Australia’s Five V Capital has sold its majority position in employee management software provider Totara to London-based growth equity investor Tenzing for an undisclosed sum.
Five V acquired Totara for about USD 34.2m in June 2020, according to AVCJ Research. Tenzing targets companies valued in a range of GBP 10m-GBP 200m (USD 12.5m-USD 243m). The operations and management of Totara will remain unchanged.
Totara scaled rapidly during Five V’s holding period, with the private equity firm claiming it saw 30% growth a year on average. The New Zealand-founded company moved its headquarters to the UK and entered the US; there are now more than 100 staff across the three countries.
Totara founder Richard Wyles said the company had tripled in size in the past few years. “Partnering with the Five V team has been invaluable, their dedication, support, and insights have played a pivotal role in driving our growth,” he said in a statement.
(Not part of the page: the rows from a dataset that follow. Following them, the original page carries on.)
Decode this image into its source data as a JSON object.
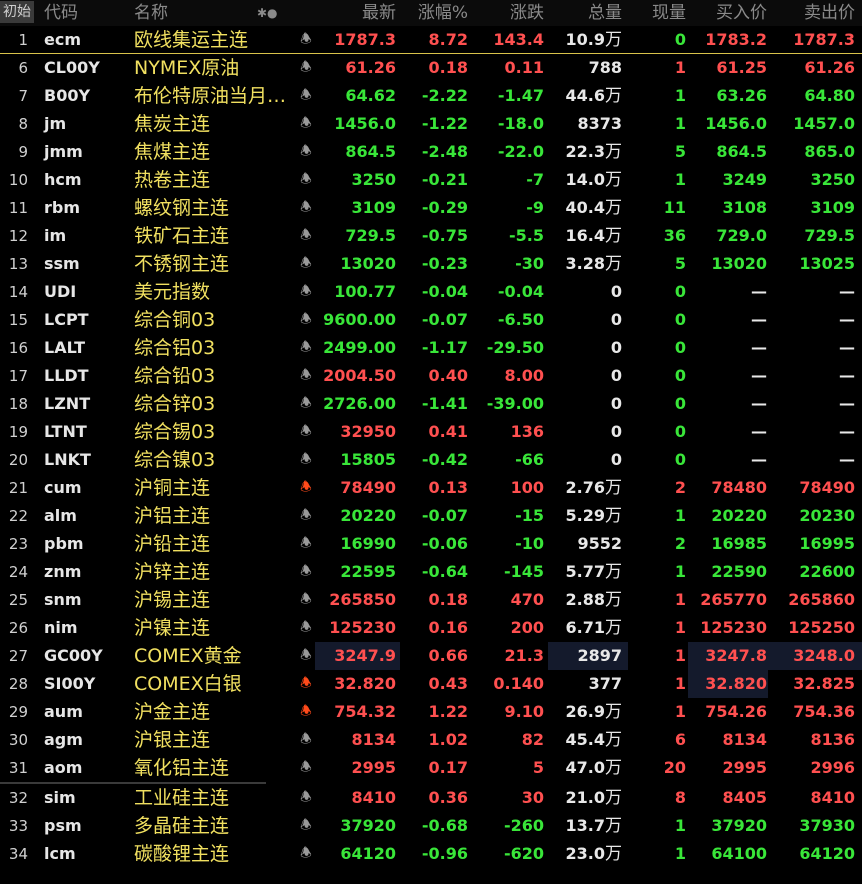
{
  "header": {
    "init_label": "初始",
    "cols": {
      "code": "代码",
      "name": "名称",
      "marker": "✱●",
      "last": "最新",
      "chgp": "涨幅%",
      "chg": "涨跌",
      "vol": "总量",
      "cur": "现量",
      "bid": "买入价",
      "ask": "卖出价"
    }
  },
  "colors": {
    "up": "#ff5050",
    "down": "#39e639",
    "name": "#f1e060",
    "alert_bell": "#ff4a1a"
  },
  "icons": {
    "bell": "bell-icon"
  },
  "rows": [
    {
      "idx": "1",
      "code": "ecm",
      "name": "欧线集运主连",
      "bell": "off",
      "last": "1787.3",
      "chgp": "8.72",
      "chg": "143.4",
      "vol": "10.9",
      "unit": "万",
      "cur": "0",
      "bid": "1783.2",
      "ask": "1787.3",
      "dir": "up"
    },
    {
      "idx": "6",
      "code": "CL00Y",
      "name": "NYMEX原油",
      "bell": "off",
      "last": "61.26",
      "chgp": "0.18",
      "chg": "0.11",
      "vol": "788",
      "unit": "",
      "cur": "1",
      "bid": "61.25",
      "ask": "61.26",
      "dir": "up"
    },
    {
      "idx": "7",
      "code": "B00Y",
      "name": "布伦特原油当月…",
      "bell": "off",
      "last": "64.62",
      "chgp": "-2.22",
      "chg": "-1.47",
      "vol": "44.6",
      "unit": "万",
      "cur": "1",
      "bid": "63.26",
      "ask": "64.80",
      "dir": "dn"
    },
    {
      "idx": "8",
      "code": "jm",
      "name": "焦炭主连",
      "bell": "off",
      "last": "1456.0",
      "chgp": "-1.22",
      "chg": "-18.0",
      "vol": "8373",
      "unit": "",
      "cur": "1",
      "bid": "1456.0",
      "ask": "1457.0",
      "dir": "dn"
    },
    {
      "idx": "9",
      "code": "jmm",
      "name": "焦煤主连",
      "bell": "off",
      "last": "864.5",
      "chgp": "-2.48",
      "chg": "-22.0",
      "vol": "22.3",
      "unit": "万",
      "cur": "5",
      "bid": "864.5",
      "ask": "865.0",
      "dir": "dn"
    },
    {
      "idx": "10",
      "code": "hcm",
      "name": "热卷主连",
      "bell": "off",
      "last": "3250",
      "chgp": "-0.21",
      "chg": "-7",
      "vol": "14.0",
      "unit": "万",
      "cur": "1",
      "bid": "3249",
      "ask": "3250",
      "dir": "dn"
    },
    {
      "idx": "11",
      "code": "rbm",
      "name": "螺纹钢主连",
      "bell": "off",
      "last": "3109",
      "chgp": "-0.29",
      "chg": "-9",
      "vol": "40.4",
      "unit": "万",
      "cur": "11",
      "bid": "3108",
      "ask": "3109",
      "dir": "dn"
    },
    {
      "idx": "12",
      "code": "im",
      "name": "铁矿石主连",
      "bell": "off",
      "last": "729.5",
      "chgp": "-0.75",
      "chg": "-5.5",
      "vol": "16.4",
      "unit": "万",
      "cur": "36",
      "bid": "729.0",
      "ask": "729.5",
      "dir": "dn"
    },
    {
      "idx": "13",
      "code": "ssm",
      "name": "不锈钢主连",
      "bell": "off",
      "last": "13020",
      "chgp": "-0.23",
      "chg": "-30",
      "vol": "3.28",
      "unit": "万",
      "cur": "5",
      "bid": "13020",
      "ask": "13025",
      "dir": "dn"
    },
    {
      "idx": "14",
      "code": "UDI",
      "name": "美元指数",
      "bell": "off",
      "last": "100.77",
      "chgp": "-0.04",
      "chg": "-0.04",
      "vol": "0",
      "unit": "",
      "cur": "0",
      "bid": "—",
      "ask": "—",
      "dir": "dn"
    },
    {
      "idx": "15",
      "code": "LCPT",
      "name": "综合铜03",
      "bell": "off",
      "last": "9600.00",
      "chgp": "-0.07",
      "chg": "-6.50",
      "vol": "0",
      "unit": "",
      "cur": "0",
      "bid": "—",
      "ask": "—",
      "dir": "dn"
    },
    {
      "idx": "16",
      "code": "LALT",
      "name": "综合铝03",
      "bell": "off",
      "last": "2499.00",
      "chgp": "-1.17",
      "chg": "-29.50",
      "vol": "0",
      "unit": "",
      "cur": "0",
      "bid": "—",
      "ask": "—",
      "dir": "dn"
    },
    {
      "idx": "17",
      "code": "LLDT",
      "name": "综合铅03",
      "bell": "off",
      "last": "2004.50",
      "chgp": "0.40",
      "chg": "8.00",
      "vol": "0",
      "unit": "",
      "cur": "0",
      "bid": "—",
      "ask": "—",
      "dir": "up"
    },
    {
      "idx": "18",
      "code": "LZNT",
      "name": "综合锌03",
      "bell": "off",
      "last": "2726.00",
      "chgp": "-1.41",
      "chg": "-39.00",
      "vol": "0",
      "unit": "",
      "cur": "0",
      "bid": "—",
      "ask": "—",
      "dir": "dn"
    },
    {
      "idx": "19",
      "code": "LTNT",
      "name": "综合锡03",
      "bell": "off",
      "last": "32950",
      "chgp": "0.41",
      "chg": "136",
      "vol": "0",
      "unit": "",
      "cur": "0",
      "bid": "—",
      "ask": "—",
      "dir": "up"
    },
    {
      "idx": "20",
      "code": "LNKT",
      "name": "综合镍03",
      "bell": "off",
      "last": "15805",
      "chgp": "-0.42",
      "chg": "-66",
      "vol": "0",
      "unit": "",
      "cur": "0",
      "bid": "—",
      "ask": "—",
      "dir": "dn"
    },
    {
      "idx": "21",
      "code": "cum",
      "name": "沪铜主连",
      "bell": "on",
      "last": "78490",
      "chgp": "0.13",
      "chg": "100",
      "vol": "2.76",
      "unit": "万",
      "cur": "2",
      "bid": "78480",
      "ask": "78490",
      "dir": "up"
    },
    {
      "idx": "22",
      "code": "alm",
      "name": "沪铝主连",
      "bell": "off",
      "last": "20220",
      "chgp": "-0.07",
      "chg": "-15",
      "vol": "5.29",
      "unit": "万",
      "cur": "1",
      "bid": "20220",
      "ask": "20230",
      "dir": "dn"
    },
    {
      "idx": "23",
      "code": "pbm",
      "name": "沪铅主连",
      "bell": "off",
      "last": "16990",
      "chgp": "-0.06",
      "chg": "-10",
      "vol": "9552",
      "unit": "",
      "cur": "2",
      "bid": "16985",
      "ask": "16995",
      "dir": "dn"
    },
    {
      "idx": "24",
      "code": "znm",
      "name": "沪锌主连",
      "bell": "off",
      "last": "22595",
      "chgp": "-0.64",
      "chg": "-145",
      "vol": "5.77",
      "unit": "万",
      "cur": "1",
      "bid": "22590",
      "ask": "22600",
      "dir": "dn"
    },
    {
      "idx": "25",
      "code": "snm",
      "name": "沪锡主连",
      "bell": "off",
      "last": "265850",
      "chgp": "0.18",
      "chg": "470",
      "vol": "2.88",
      "unit": "万",
      "cur": "1",
      "bid": "265770",
      "ask": "265860",
      "dir": "up"
    },
    {
      "idx": "26",
      "code": "nim",
      "name": "沪镍主连",
      "bell": "off",
      "last": "125230",
      "chgp": "0.16",
      "chg": "200",
      "vol": "6.71",
      "unit": "万",
      "cur": "1",
      "bid": "125230",
      "ask": "125250",
      "dir": "up"
    },
    {
      "idx": "27",
      "code": "GC00Y",
      "name": "COMEX黄金",
      "bell": "off",
      "last": "3247.9",
      "chgp": "0.66",
      "chg": "21.3",
      "vol": "2897",
      "unit": "",
      "cur": "1",
      "bid": "3247.8",
      "ask": "3248.0",
      "dir": "up",
      "hl": "gold"
    },
    {
      "idx": "28",
      "code": "SI00Y",
      "name": "COMEX白银",
      "bell": "on",
      "last": "32.820",
      "chgp": "0.43",
      "chg": "0.140",
      "vol": "377",
      "unit": "",
      "cur": "1",
      "bid": "32.820",
      "ask": "32.825",
      "dir": "up",
      "hl": "silver"
    },
    {
      "idx": "29",
      "code": "aum",
      "name": "沪金主连",
      "bell": "on",
      "last": "754.32",
      "chgp": "1.22",
      "chg": "9.10",
      "vol": "26.9",
      "unit": "万",
      "cur": "1",
      "bid": "754.26",
      "ask": "754.36",
      "dir": "up"
    },
    {
      "idx": "30",
      "code": "agm",
      "name": "沪银主连",
      "bell": "off",
      "last": "8134",
      "chgp": "1.02",
      "chg": "82",
      "vol": "45.4",
      "unit": "万",
      "cur": "6",
      "bid": "8134",
      "ask": "8136",
      "dir": "up"
    },
    {
      "idx": "31",
      "code": "aom",
      "name": "氧化铝主连",
      "bell": "off",
      "last": "2995",
      "chgp": "0.17",
      "chg": "5",
      "vol": "47.0",
      "unit": "万",
      "cur": "20",
      "bid": "2995",
      "ask": "2996",
      "dir": "up"
    },
    {
      "idx": "32",
      "code": "sim",
      "name": "工业硅主连",
      "bell": "off",
      "last": "8410",
      "chgp": "0.36",
      "chg": "30",
      "vol": "21.0",
      "unit": "万",
      "cur": "8",
      "bid": "8405",
      "ask": "8410",
      "dir": "up"
    },
    {
      "idx": "33",
      "code": "psm",
      "name": "多晶硅主连",
      "bell": "off",
      "last": "37920",
      "chgp": "-0.68",
      "chg": "-260",
      "vol": "13.7",
      "unit": "万",
      "cur": "1",
      "bid": "37920",
      "ask": "37930",
      "dir": "dn"
    },
    {
      "idx": "34",
      "code": "lcm",
      "name": "碳酸锂主连",
      "bell": "off",
      "last": "64120",
      "chgp": "-0.96",
      "chg": "-620",
      "vol": "23.0",
      "unit": "万",
      "cur": "1",
      "bid": "64100",
      "ask": "64120",
      "dir": "dn"
    }
  ]
}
Totara is now positioned as a global leader in supplying learning management system software to enterprises. The product suite, which covers engagement and performance management, aims to create high-performance workplaces by transforming how organisations understand, measure, and improve talent development.
The company stresses its differentiation in tailored services and configurable technology architecture. This is said to allow customers to adapt the software to fit unique needs, systems and workflows, as well as suit the purposes of regulated industries such as government and healthcare. Carl Lavin, investment lead at Tenzing, described the offering as “unique.”
The core product is a platform called TXP that supports a user base of 20m people across 140 countries. TXP’s functionality spans compliance training, social learning, and personalised plans for learning and development. It is used by organisations such as the UK’s National Health Service, the US Department of Agriculture, Sony, Toyota, and Amazon Alexa.
Five V invests across stages and sectors with a view to scaling businesses beyond Australasia through flexible capital and strategic support including technology enablement. It closed its fourth flagship fund on AUD 550m (USD 348m) in 2021. Assets under management amount to more than AUD 1.5bn.
The firm launched a New Zealand office last August and confirmed three hires for the country team. Murrah Schnuriger, a partner at PwC New Zealand from 1994 to April 2023, will be the country head.